Standardisation across dogs is another genuine challenge. Individual dogs differ in sensitivity, training responsiveness, and attention span, exactly the kind of variability that clinical systems cannot tolerate. The DogSense BCI helps by capturing neural signals rather than relying purely on behavioural observation, but dog-to-dog consistency remains an active area of research. There’s also the question of the regulatory pathway. CDSCO (India’s drug regulator) has no established framework for a canine-AI diagnostic system. It’s genuinely novel territory. That novelty is both an opportunity and a source of friction.
And then there’s scale. Training a reliable biomedical detection dog takes months and requires skilled handlers. Growing from a team of dogs in Nelamangala to a national screening infrastructure is not a trivial operation.
These are real constraints. The honest answer is that Dognosis is still in the validation phase, with compelling early results and a serious scientific foundation, but not yet a deployed clinical product.
Key Takeaways
- Founded in 2023 in Bengaluru by Akash Kulgod and Itamar Bitan, combining expertise in canine neuroscience and Special Ops K9 training.
- BreathEasy is the flagship product, a non-invasive breath mask that ships to a central lab, where trained dogs analyse the samples using a custom AI-BCI system.

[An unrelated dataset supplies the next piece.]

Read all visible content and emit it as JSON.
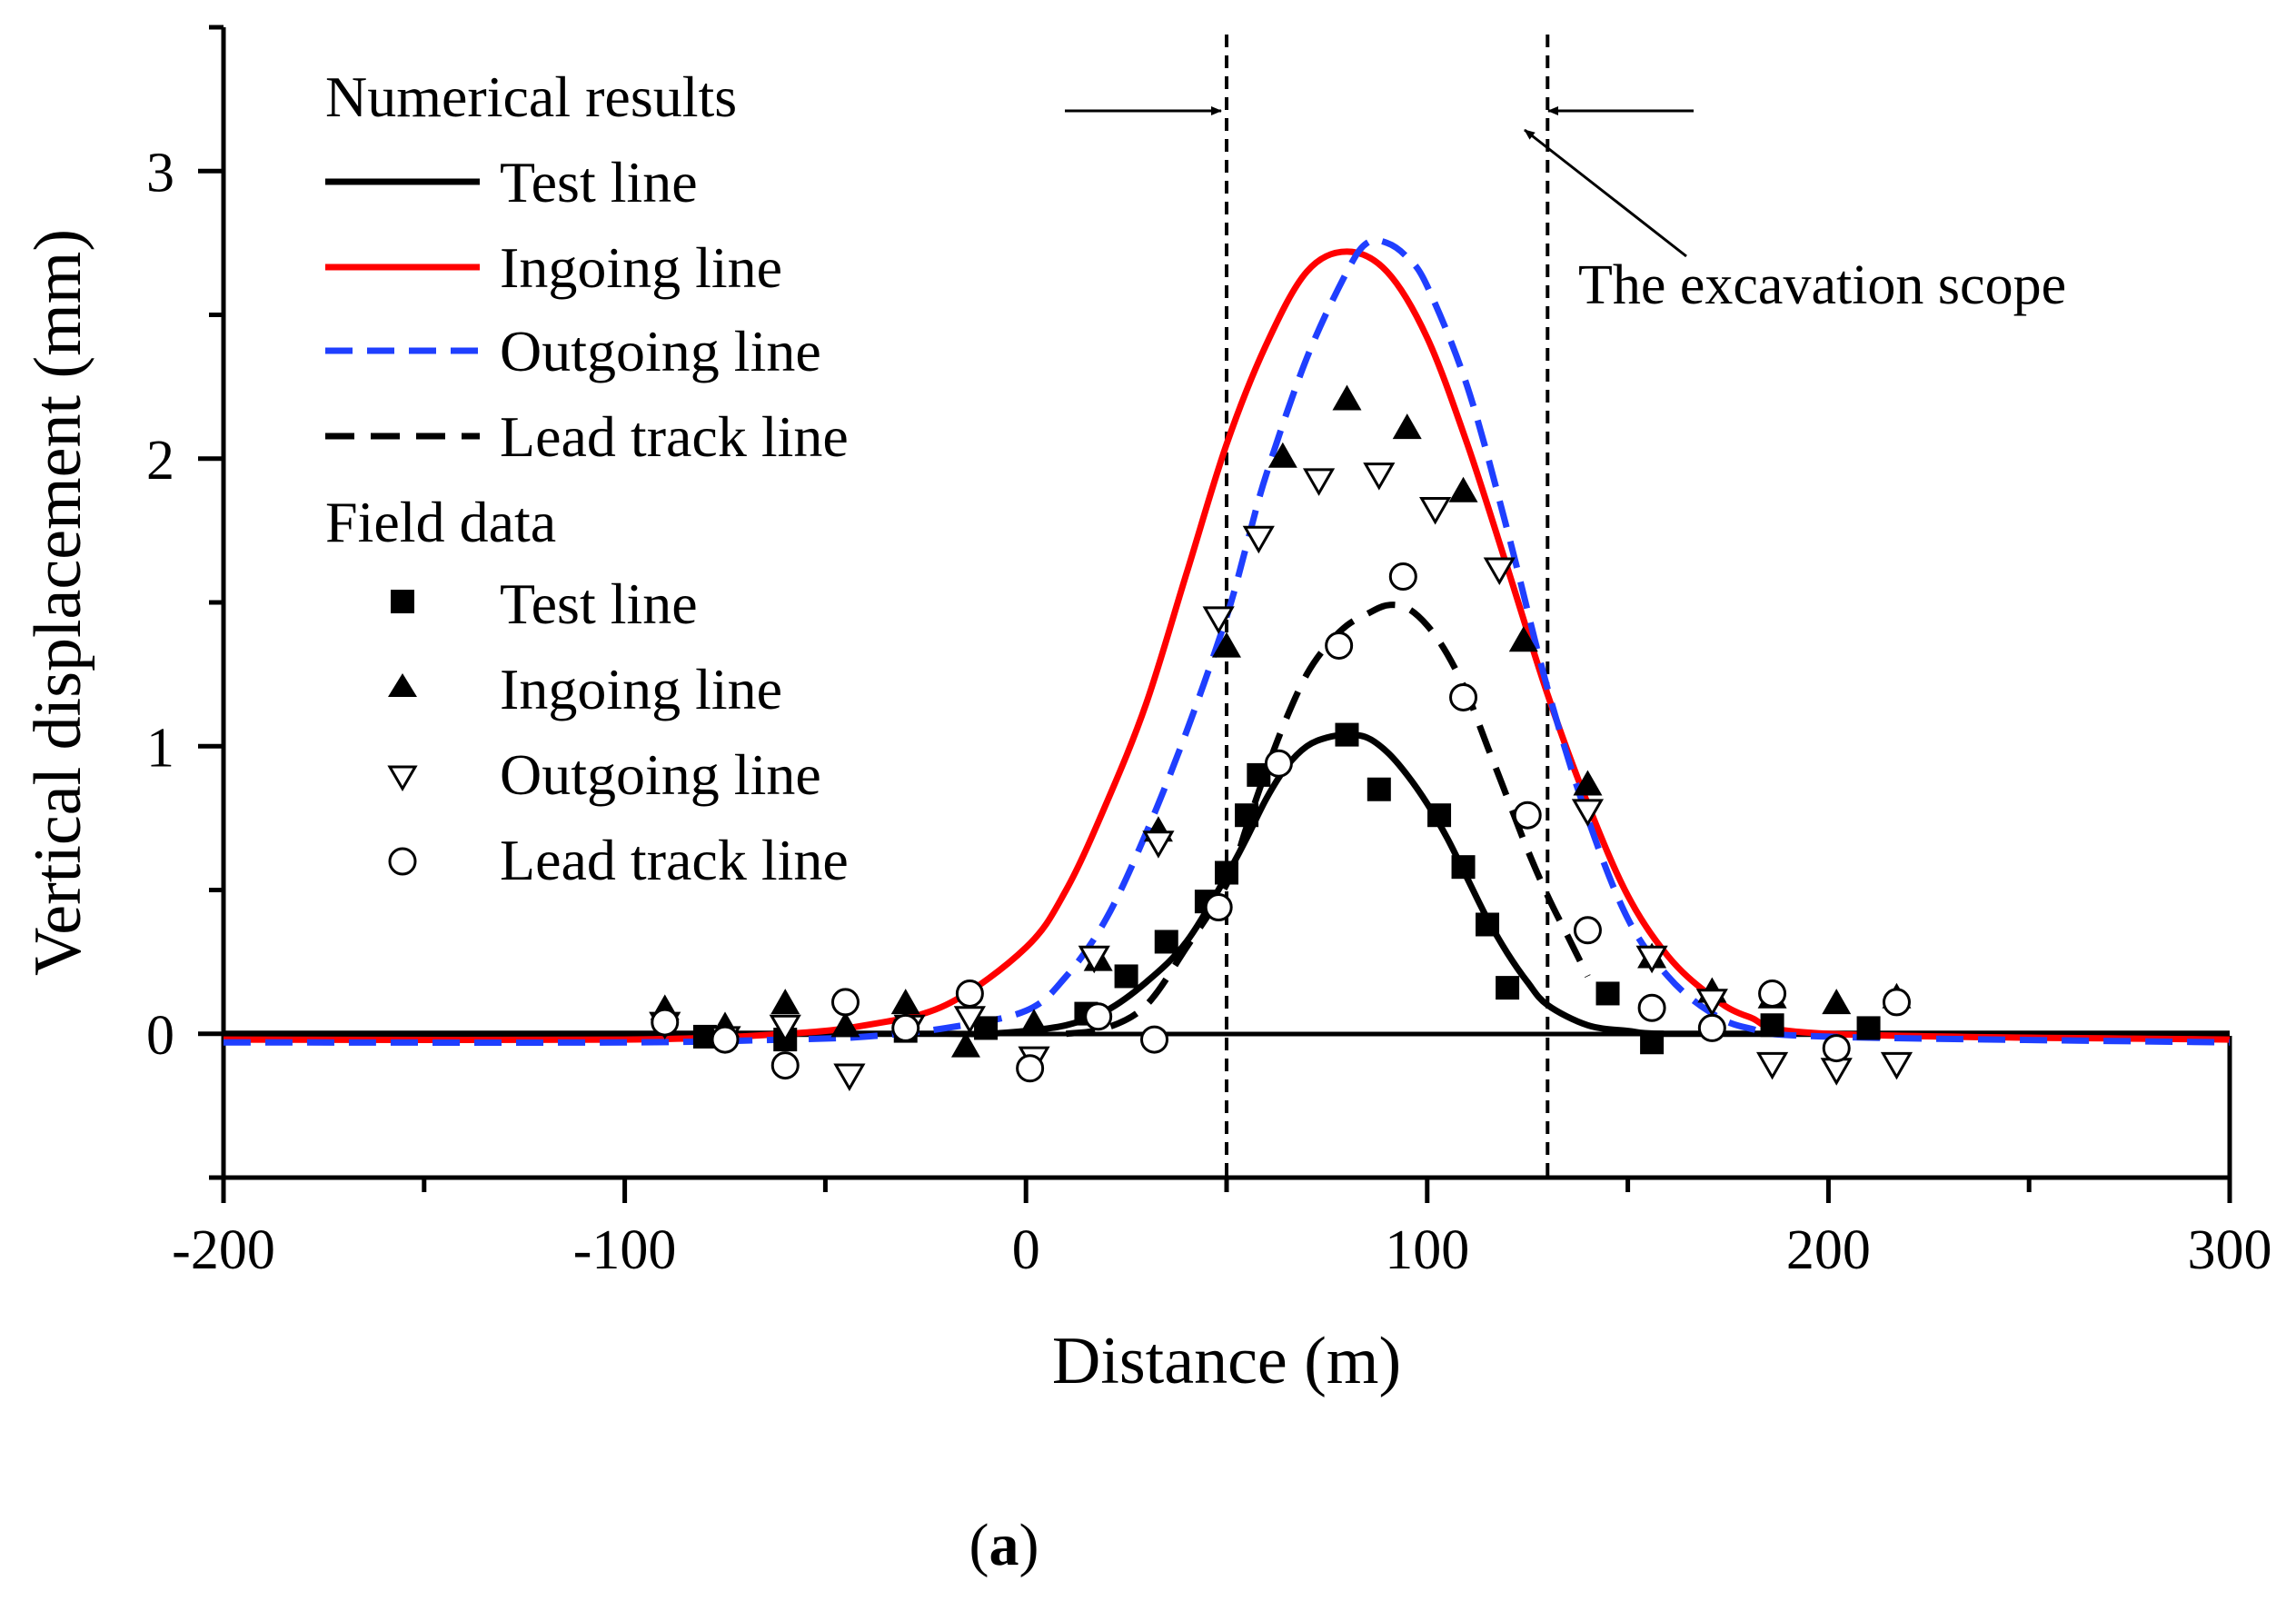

- DogSense is a patented brain-computer interface for dogs, reading EEG signals to capture olfactory recognition as a digital data stream.
- DogOS is the multimodal ML platform that converts canine neural responses into clinical risk scores.
- 91% accuracy across 7 cancer types, with strong early-stage sensitivity, validated in a 1,502-participant study and presented at ASCO, AACR, and EDCC 2025.
- Backed by Boost VC, 1517 Fund, Accel Atoms, and the Government of India.
Conclusion
There’s a version of Dognosis’s story that’s easy to write off. Dogs sniffing for cancer sounds like something between a science fair project and a headline designed for clicks. It isn’t.
What Dognosis is actually building is a biological-digital hybrid diagnostic platform, one that uses fifteen thousand years of evolutionary refinement as its sensor layer and modern machine learning as its interpretive layer. It’s not trying to replicate what technology already does. It’s borrowing from biology to do what technology cannot yet do.
The science is real. The results are early but serious. The architecture is genuinely novel. And the ambition, to build a cancer screening tool capable of reaching the billion people who currently have no access to early detection, is one of the most important problems in global health.
If it works at scale, Dognosis won’t just be a startup success story.
It’ll be a case study in how the most powerful innovations sometimes come not from building something new, but from finally paying attention to something ancient.